Remember that generative AI enables better service, but it won’t be a replacement for human agents. Your human agents will still need to deal with the more complex problems. They’ll just have more time to solve them. 

In our experience, AI also enables these teams with more power to make strategic decisions that influence the revenue of your business.

Additionally, another set of things you need to consider before using AI for your help center are the possible drawbacks of the tech. Let’s see them.
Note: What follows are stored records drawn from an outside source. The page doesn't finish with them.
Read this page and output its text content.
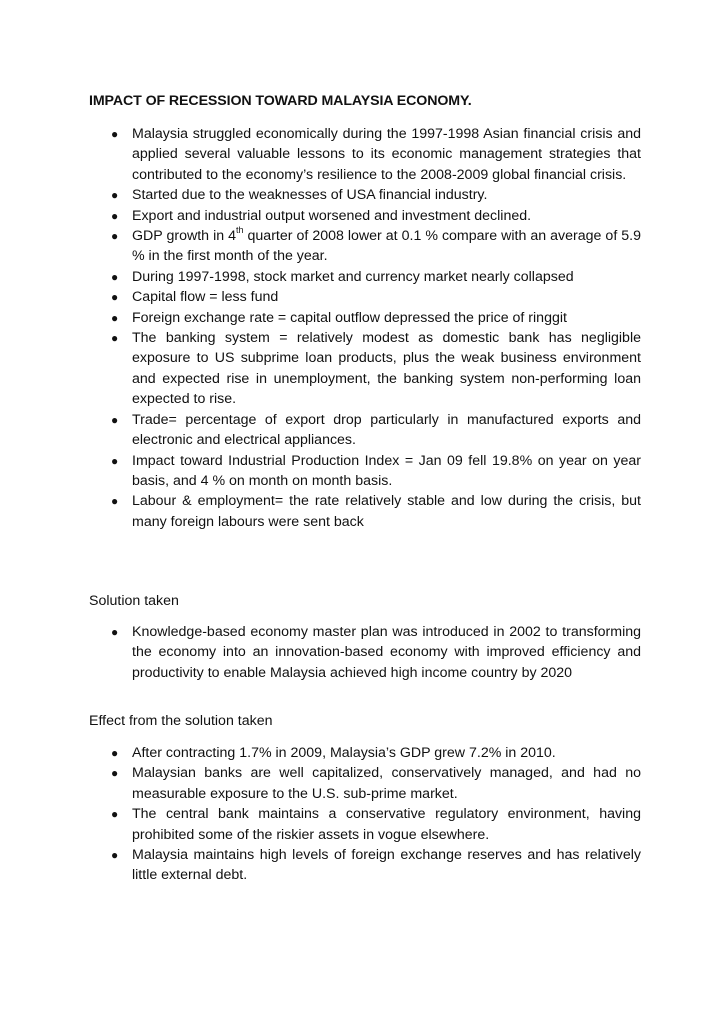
IMPACT OF RECESSION TOWARD MALAYSIA ECONOMY.
● Malaysia struggled economically during the 1997-1998 Asian financial crisis and applied several valuable lessons to its economic management strategies that contributed to the economy’s resilience to the 2008-2009 global financial crisis.
● Started due to the weaknesses of USA financial industry.
● Export and industrial output worsened and investment declined.
● GDP growth in 4th quarter of 2008 lower at 0.1 % compare with an average of 5.9 % in the first month of the year.
● During 1997-1998, stock market and currency market nearly collapsed
● Capital flow = less fund
● Foreign exchange rate = capital outflow depressed the price of ringgit
● The banking system = relatively modest as domestic bank has negligible exposure to US subprime loan products, plus the weak business environment and expected rise in unemployment, the banking system non-performing loan expected to rise.
● Trade= percentage of export drop particularly in manufactured exports and electronic and electrical appliances.
● Impact toward Industrial Production Index = Jan 09 fell 19.8% on year on year basis, and 4 % on month on month basis.
● Labour & employment= the rate relatively stable and low during the crisis, but many foreign labours were sent back
Solution taken
● Knowledge-based economy master plan was introduced in 2002 to transforming the economy into an innovation-based economy with improved efficiency and productivity to enable Malaysia achieved high income country by 2020
Effect from the solution taken
● After contracting 1.7% in 2009, Malaysia’s GDP grew 7.2% in 2010.
● Malaysian banks are well capitalized, conservatively managed, and had no measurable exposure to the U.S. sub-prime market.
● The central bank maintains a conservative regulatory environment, having prohibited some of the riskier assets in vogue elsewhere.
● Malaysia maintains high levels of foreign exchange reserves and has relatively little external debt.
Drawbacks of AI for Customer Service

While AI does help you scale your customer service help center, the current technology has some drawbacks. These are:

  1. Hallucinations – While AI has become more accurate, it can still give wrong information. Most companies deal with this by enabling RAG.
  2. Lack of empathy – AI can sometimes give out robotic answers that don’t match your brand tone. This can be standardized through proper fine-tuning and training.
  3. Security Risks – There is some degree of concern in terms of data usage for AI. To alleviate these concerns, choosing a vendor that prioritizes security and is certified by SOC2, GDPR, HIPAA, and other authorities is better.
  4. Reliability – AI systems (and software in general) might experience occasional downtime. Ensuring these downtimes are minimal when you sign your SLA is essential.
  5. AI Bias – AI might show bias when performing complex tasks. Choosing a seamless bot-to-human handover system is essential to minimize these occasions.

Despite these drawbacks, AI still holds massive promise for customer service. As we point out, multiple methods have already been created to address these drawbacks. 

Final Thoughts

Get a quick overview of how Generative AI transforms customer service help centers and boost support efficiency. Watch now to see the key takeaways!

While using AI for customer service help centers isn’t uncommon, its adaptation has grown massively with the advent of generative AI applications. These applications have enabled human-like conversations that can resolve customer questions at scale. 

Generative AI is available 24/7 and can solve repetitive queries at scale, making it easier for businesses to scale their customer service operations. 

However, implementing AI without any technological experience might be difficult. So, we introduce the IDEA framework, where you:

  1. Identify Customer Needs
  2. Do Data Analysis
  3. Execute AI for a Small Customer Base
  4. Add Content and Re-Train

This framework allows businesses to add and expand generative AI within their customer service function

Businesses also need to be cautious about the potential drawbacks of AI applications. However, despite these drawbacks, using generative AI in customer service makes sense. It’s one of the best ways to scale the function and derive better revenue without a significant investment.